After a sixth place finish last year, City High’s Jazz Ensemble won the 2026 Iowa Jazz Championships.
As awards are being announced, they start with eighth place and continue down all the way to first.
“Our name kept not getting called, which is a very interesting feeling. You’re like, wait, did they forget about us? And then our name was the last one,” Jazz Ensemble director Aaron Ottmar said. “It was just unreal. I was very overwhelmed with emotions, and I think the students felt that same way too.”
This is the second time the group has won the Iowa Jazz Championships, after a first place finish in 2024. The group did not qualify by placing in the top two at the district competition. Instead, they were selected via wild card because of their overall season performance.

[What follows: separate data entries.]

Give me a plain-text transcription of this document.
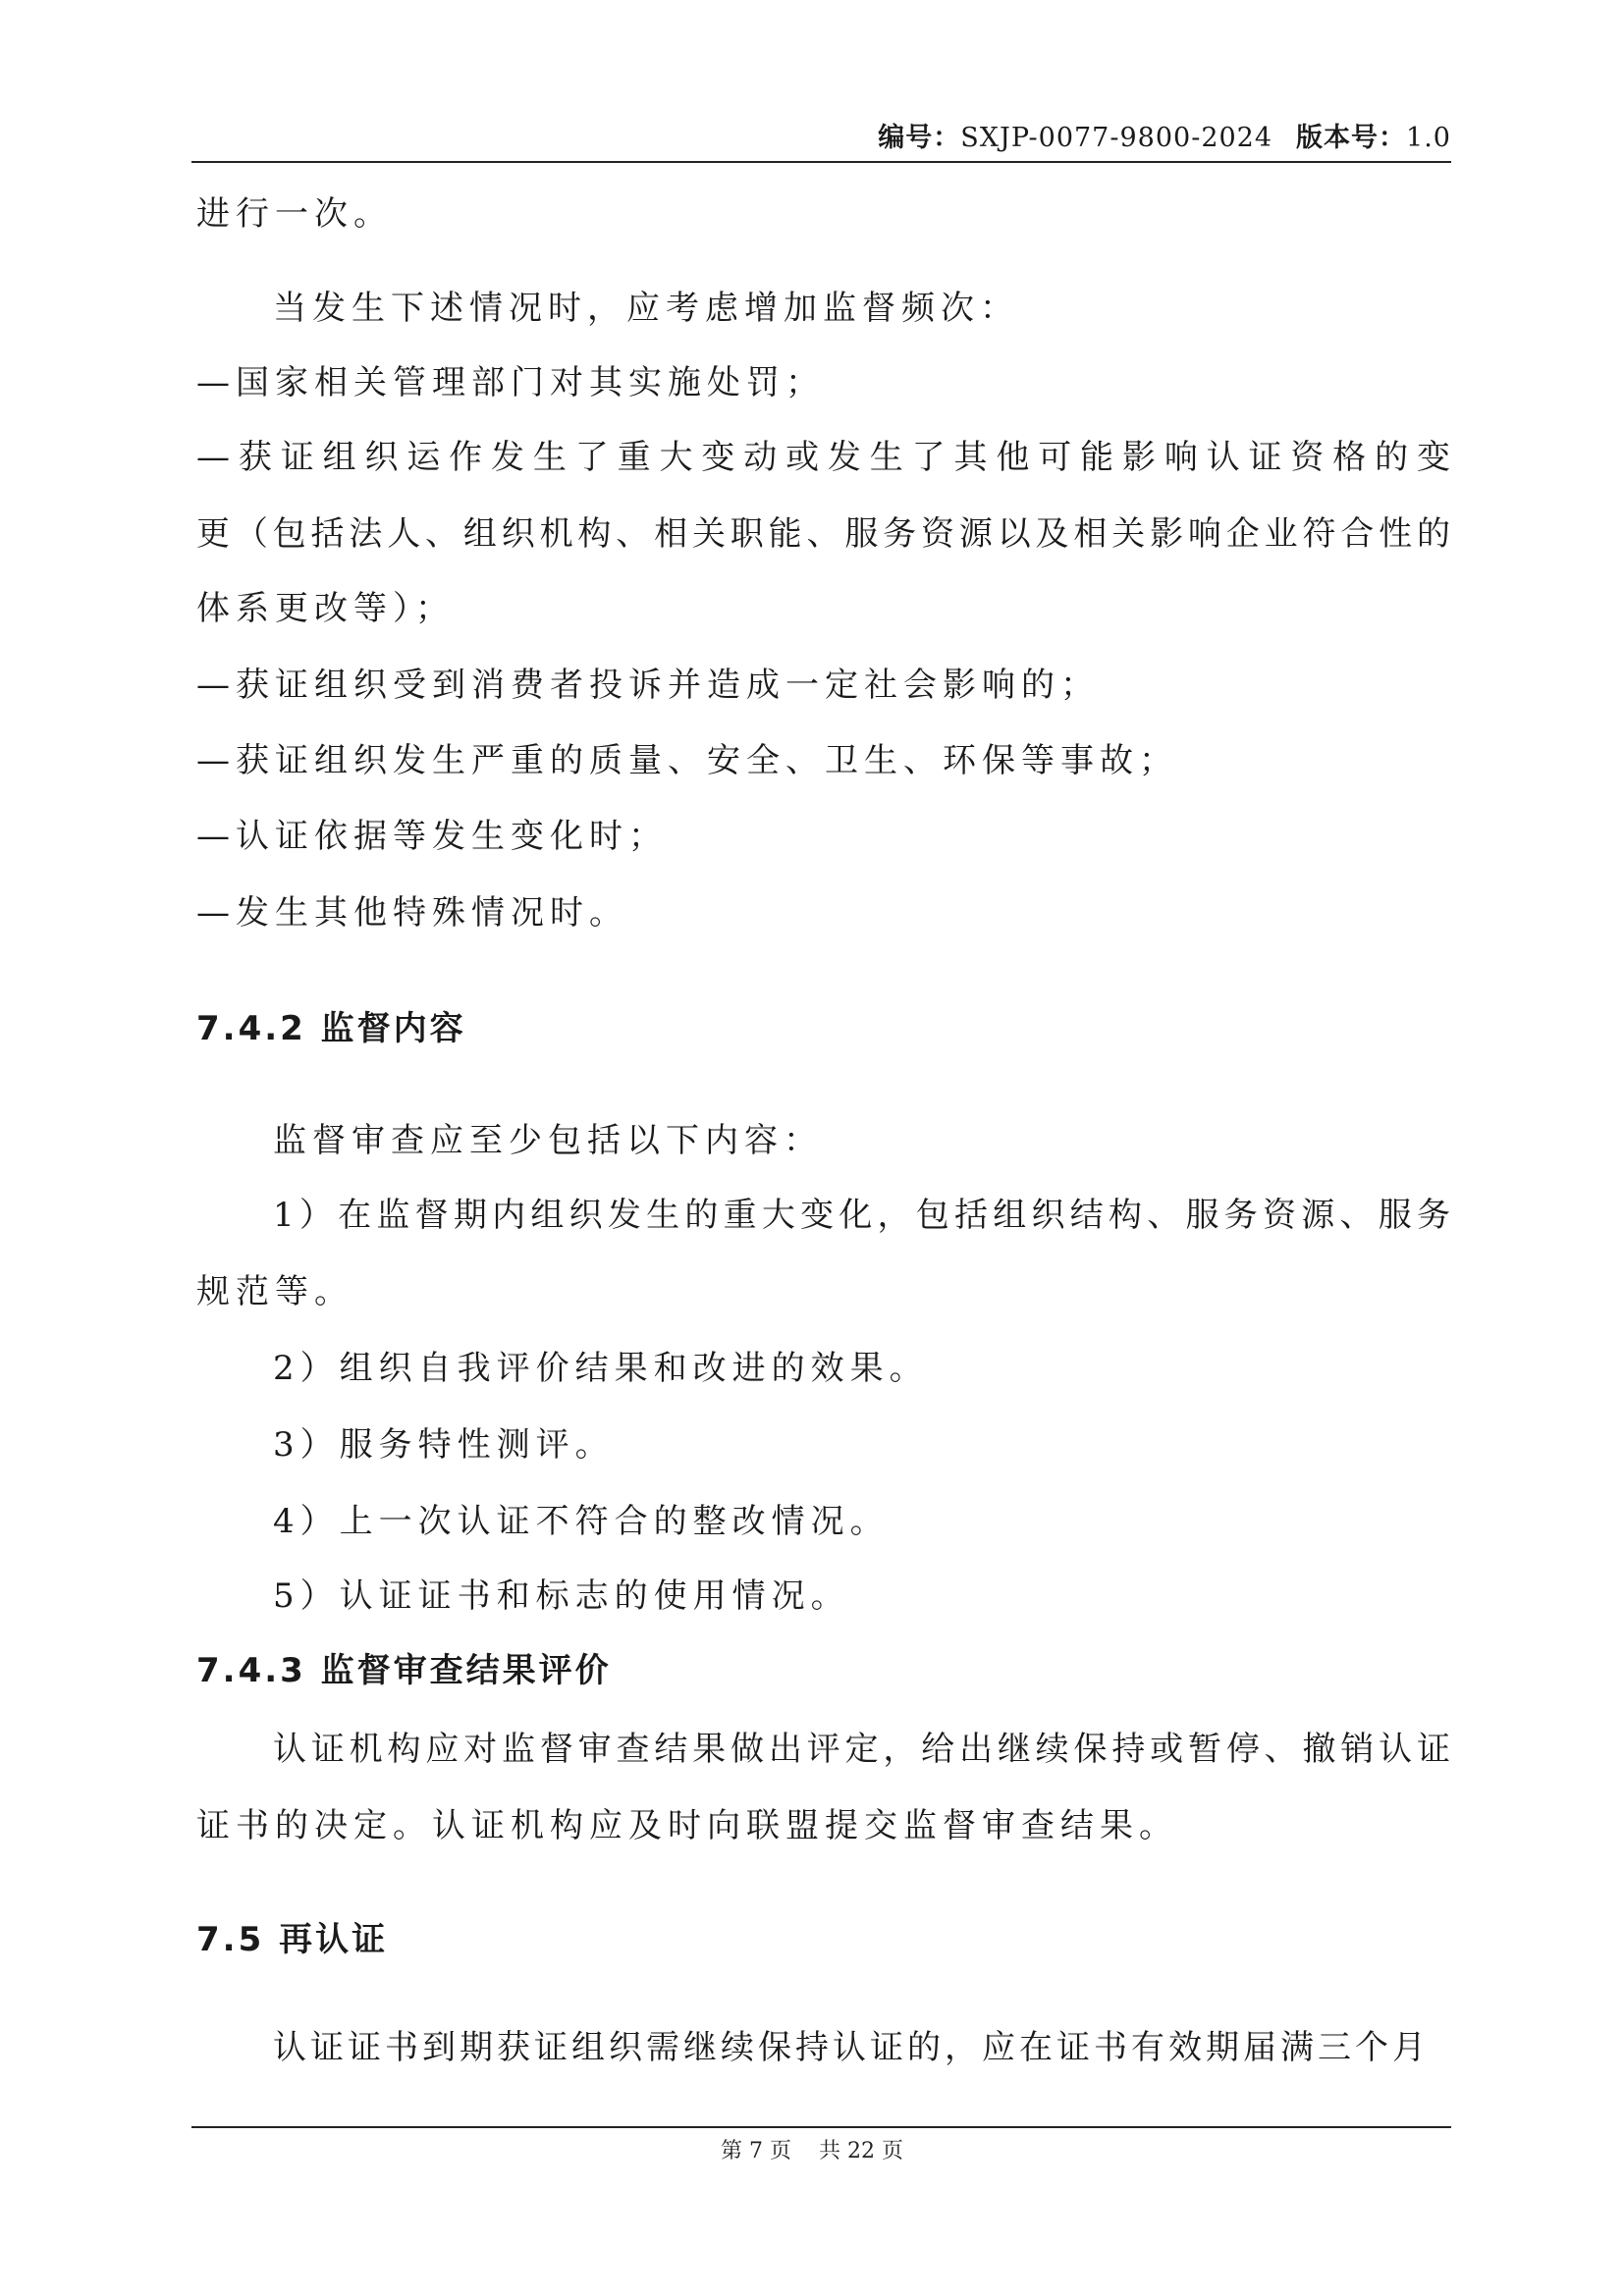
编号：SXJP-0077-9800-2024 版本号：1.0
进行一次。
当发生下述情况时，应考虑增加监督频次：
—国家相关管理部门对其实施处罚；
—获证组织运作发生了重大变动或发生了其他可能影响认证资格的变
更（包括法人、组织机构、相关职能、服务资源以及相关影响企业符合性的
体系更改等）；
—获证组织受到消费者投诉并造成一定社会影响的；
—获证组织发生严重的质量、安全、卫生、环保等事故；
—认证依据等发生变化时；
—发生其他特殊情况时。
7.4.2 监督内容
监督审查应至少包括以下内容：
1）在监督期内组织发生的重大变化，包括组织结构、服务资源、服务
规范等。
2）组织自我评价结果和改进的效果。
3）服务特性测评。
4）上一次认证不符合的整改情况。
5）认证证书和标志的使用情况。
7.4.3 监督审查结果评价
认证机构应对监督审查结果做出评定，给出继续保持或暂停、撤销认证
证书的决定。认证机构应及时向联盟提交监督审查结果。
7.5 再认证
认证证书到期获证组织需继续保持认证的，应在证书有效期届满三个月
第 7 页 共 22 页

“I feel like it’s cooler to get chosen as a wild card band, because the people at the [Iowa Jazz Championships] are collectively thinking about [how we] have won all these other competitions or placed very highly,” Coraline Etler ‘26 said. “It means more to me than just random competition results.”
According to Ottmar, judging can be subjective, like in any musical competition, so it’s important for the group to focus on things they can control.
“[This group] loves making music, and I’ll take that over anything, regardless of results,” Ottmar said. “I always tell them to not take that for granted, because it’s something you can control. You can’t control points or placements or getting a trophy or not, [but] you can control how you approach what you do musically, and they are just very intentional with that.”
This year’s group of seniors, including several that were members of the 2024 championship-winning band, have especially led that intentionality over the past four years. These wins, however, aren’t the biggest takeaway for Levine.
“I love being able to do something I’m passionate about with my friends. You don’t get that many opportunities to do something at a really high level and with the people who you know, the only people that you want to do it with,” Levine said. “So I think that’s just pretty amazing to get the opportunity.”
Ottmar and his City High bands co-director Mike Kowbel often emphasize having a City High band family, not only in the Jazz band but throughout the program as well. This year’s senior class has especially helped support that.
“There [are] 12 seniors out of the 20 [jazz ensemble members] of them. They’ve done a really, really wonderful job of serving our jazz program and our band program…through the years,” Ottmar said. “They’ve done so much to put in hard work and dedication to not only play music at a high level, but to care about the family atmosphere altogether.”